Het leuke aan grote aantallen orchideëen is dat er dan een goede kans is op de nodige variatie. Vaak hebben leden van deze mooie familie een breed verloop in kleur en zo ook de doorgaans diep-paarse mannetjesorchis. Sommige exemplaren hebben een even donkere stengel, maar veel lichtere bloemen. Ze trekken eigenlijk direct mijn aandacht door het mooie licht-donker contrast. Ik kan dan eigenlijk ook niks anders dan mijn lens er op richten, een portie overbelichten om het lichte te benadrukken en dan kom je met een diafragma van 2.8 tot de volgende foto.

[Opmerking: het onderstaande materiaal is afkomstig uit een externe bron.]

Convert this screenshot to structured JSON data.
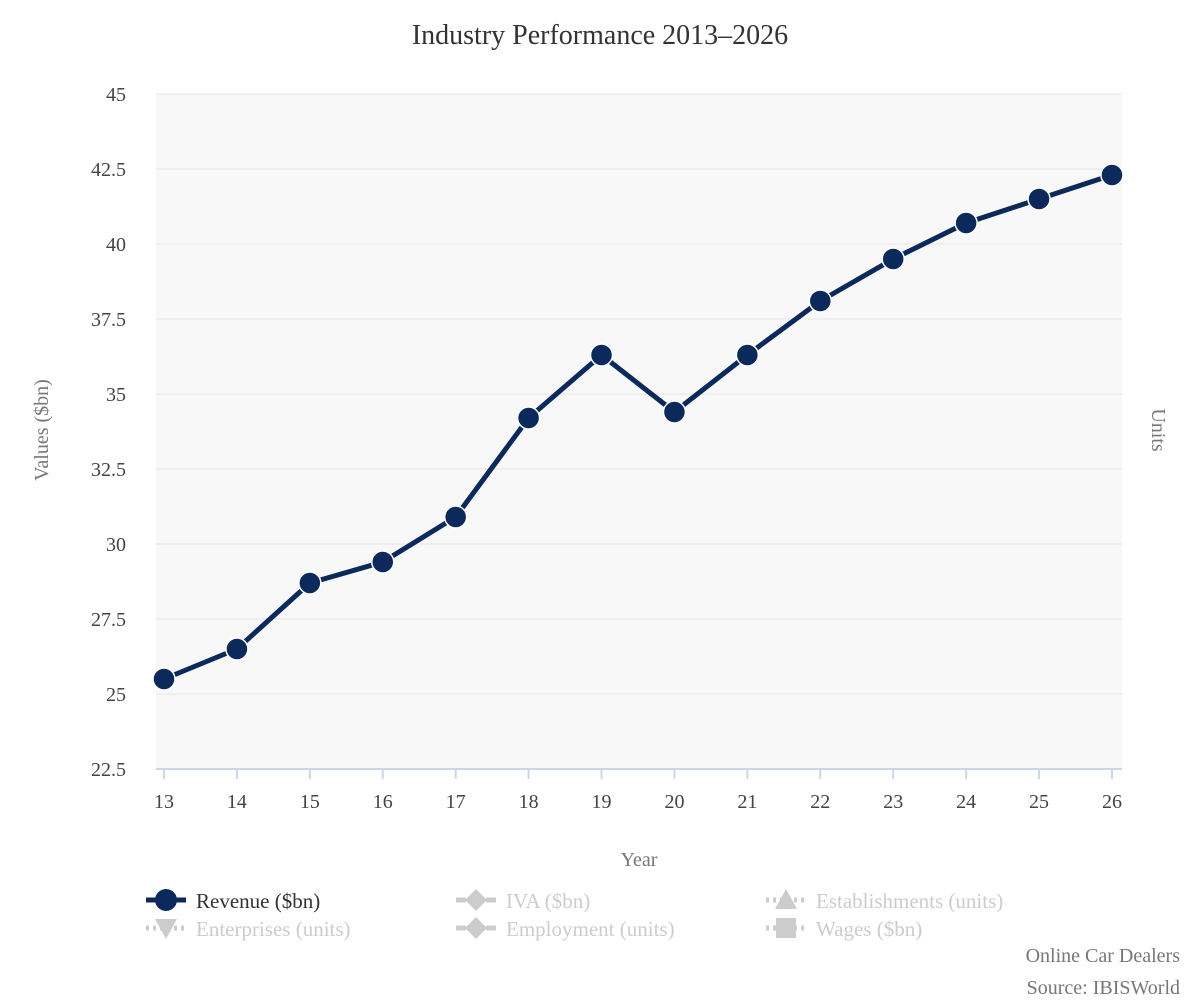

Een beetje experimenteren met double exposures, oftewel een meervoudige belichting, levert in combinatie met wat schaduw- en lichtspel de onderstaande aquarel op. Altijd leuk als je een schilderachtig beeld weet te creëren met de camera. In dit geval bestaat het eindresultaat uit 2 belichtingen, die beide 2 stops overbelicht zijn. Het gevolg is een foto die in het totaal 4 stops overbelicht is en dan ook flink uitbijt in de lichte partijen.Misschien wel eerlijk om te delen dat ik gewoon even vergeten was mijn overbelichting wat terug te schroeven voor de double exposure. Zo zie je maar weer, soms krijg je per ongeluk onverwachte resultaten die je niet te snel weg moet gooien.

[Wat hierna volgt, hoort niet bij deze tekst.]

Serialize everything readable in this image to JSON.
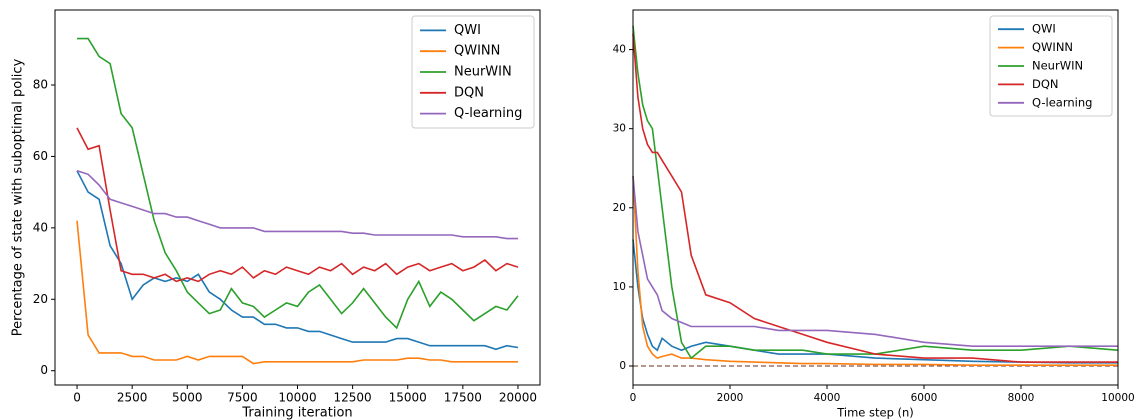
{
  "chart_data": [
    {
      "type": "line",
      "x_label": "Training iteration",
      "y_label": "Percentage of state with suboptimal policy",
      "x": [
        0,
        500,
        1000,
        1500,
        2000,
        2500,
        3000,
        3500,
        4000,
        4500,
        5000,
        5500,
        6000,
        6500,
        7000,
        7500,
        8000,
        8500,
        9000,
        9500,
        10000,
        10500,
        11000,
        11500,
        12000,
        12500,
        13000,
        13500,
        14000,
        14500,
        15000,
        15500,
        16000,
        16500,
        17000,
        17500,
        18000,
        18500,
        19000,
        19500,
        20000
      ],
      "xlim": [
        -1000,
        21000
      ],
      "xticks": [
        0,
        2500,
        5000,
        7500,
        10000,
        12500,
        15000,
        17500,
        20000
      ],
      "ylim": [
        -4,
        101
      ],
      "yticks": [
        0,
        20,
        40,
        60,
        80
      ],
      "legend": "upper right",
      "series": [
        {
          "name": "QWI",
          "color": "#1f77b4",
          "values": [
            56,
            50,
            48,
            35,
            30,
            20,
            24,
            26,
            25,
            26,
            25,
            27,
            22,
            20,
            17,
            15,
            15,
            13,
            13,
            12,
            12,
            11,
            11,
            10,
            9,
            8,
            8,
            8,
            8,
            9,
            9,
            8,
            7,
            7,
            7,
            7,
            7,
            7,
            6,
            7,
            6.5
          ]
        },
        {
          "name": "QWINN",
          "color": "#ff7f0e",
          "values": [
            42,
            10,
            5,
            5,
            5,
            4,
            4,
            3,
            3,
            3,
            4,
            3,
            4,
            4,
            4,
            4,
            2,
            2.5,
            2.5,
            2.5,
            2.5,
            2.5,
            2.5,
            2.5,
            2.5,
            2.5,
            3,
            3,
            3,
            3,
            3.5,
            3.5,
            3,
            3,
            2.5,
            2.5,
            2.5,
            2.5,
            2.5,
            2.5,
            2.5
          ]
        },
        {
          "name": "NeurWIN",
          "color": "#2ca02c",
          "values": [
            93,
            93,
            88,
            86,
            72,
            68,
            55,
            42,
            33,
            28,
            22,
            19,
            16,
            17,
            23,
            19,
            18,
            15,
            17,
            19,
            18,
            22,
            24,
            20,
            16,
            19,
            23,
            19,
            15,
            12,
            20,
            25,
            18,
            22,
            20,
            17,
            14,
            16,
            18,
            17,
            21
          ]
        },
        {
          "name": "DQN",
          "color": "#d62728",
          "values": [
            68,
            62,
            63,
            45,
            28,
            27,
            27,
            26,
            27,
            25,
            26,
            25,
            27,
            28,
            27,
            29,
            26,
            28,
            27,
            29,
            28,
            27,
            29,
            28,
            30,
            27,
            29,
            28,
            30,
            27,
            29,
            30,
            28,
            29,
            30,
            28,
            29,
            31,
            28,
            30,
            29
          ]
        },
        {
          "name": "Q-learning",
          "color": "#9467bd",
          "values": [
            56,
            55,
            52,
            48,
            47,
            46,
            45,
            44,
            44,
            43,
            43,
            42,
            41,
            40,
            40,
            40,
            40,
            39,
            39,
            39,
            39,
            39,
            39,
            39,
            39,
            38.5,
            38.5,
            38,
            38,
            38,
            38,
            38,
            38,
            38,
            38,
            37.5,
            37.5,
            37.5,
            37.5,
            37,
            37
          ]
        }
      ]
    },
    {
      "type": "line",
      "x_label": "Time step (n)",
      "x": [
        0,
        100,
        200,
        300,
        400,
        500,
        600,
        800,
        1000,
        1200,
        1500,
        2000,
        2500,
        3000,
        3500,
        4000,
        5000,
        6000,
        7000,
        8000,
        9000,
        10000
      ],
      "xlim": [
        0,
        10000
      ],
      "xticks": [
        0,
        2000,
        4000,
        6000,
        8000,
        10000
      ],
      "ylim": [
        -2.4,
        45
      ],
      "yticks": [
        0,
        10,
        20,
        30,
        40
      ],
      "legend": "upper right",
      "reference_line": 0,
      "series": [
        {
          "name": "QWI",
          "color": "#1f77b4",
          "values": [
            16,
            10,
            6,
            4,
            2.5,
            2,
            3.5,
            2.5,
            2,
            2.5,
            3,
            2.5,
            2,
            1.5,
            1.5,
            1.5,
            1,
            0.8,
            0.6,
            0.5,
            0.4,
            0.4
          ]
        },
        {
          "name": "QWINN",
          "color": "#ff7f0e",
          "values": [
            24,
            12,
            5,
            2.5,
            1.5,
            1,
            1.2,
            1.5,
            1,
            1,
            0.8,
            0.6,
            0.5,
            0.4,
            0.3,
            0.3,
            0.2,
            0.2,
            0.1,
            0.1,
            0.1,
            0.1
          ]
        },
        {
          "name": "NeurWIN",
          "color": "#2ca02c",
          "values": [
            43,
            37,
            33,
            31,
            30,
            25,
            20,
            10,
            3,
            1,
            2.5,
            2.5,
            2,
            2,
            2,
            1.5,
            1.5,
            2.5,
            2,
            2,
            2.5,
            2
          ]
        },
        {
          "name": "DQN",
          "color": "#d62728",
          "values": [
            42,
            34,
            30,
            28,
            27,
            27,
            26,
            24,
            22,
            14,
            9,
            8,
            6,
            5,
            4,
            3,
            1.5,
            1,
            1,
            0.5,
            0.5,
            0.5
          ]
        },
        {
          "name": "Q-learning",
          "color": "#9467bd",
          "values": [
            24,
            17,
            14,
            11,
            10,
            9,
            7,
            6,
            5.5,
            5,
            5,
            5,
            5,
            4.5,
            4.5,
            4.5,
            4,
            3,
            2.5,
            2.5,
            2.5,
            2.5
          ]
        }
      ]
    }
  ]
}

Maar uiteindelijk moet ik niet vergeten waarom ik juist op reis ben gegaan naar dit plekje: de combinatie van bos en bloemen levert mogelijkheden op om te spelen met bokeh en patronen. Als ik een jong beukje en nog een 2e struikje vlak bij elkaar vind waartussen een mooi licht exemplaar bloeit heb ik mijn ultieme plekje gevonden. Hier kan ik het beeld maken dat ik in mijn hoofd heb. Ik kom dan ook in de loop van enkele uren steeds weer hier uit en probeer met de constant veranderende lichtomstandigheden foto na foto te maken. Ik wil dolgraag ook een liggende variant maken, maar dat lukte gewoon niet, de situatie leende zich er niet voor. Dan maar staand. Het leverde mijn persoonlijke favoriet van dit tripje op. Let vooral ook op het verloop van kleur in de stengel!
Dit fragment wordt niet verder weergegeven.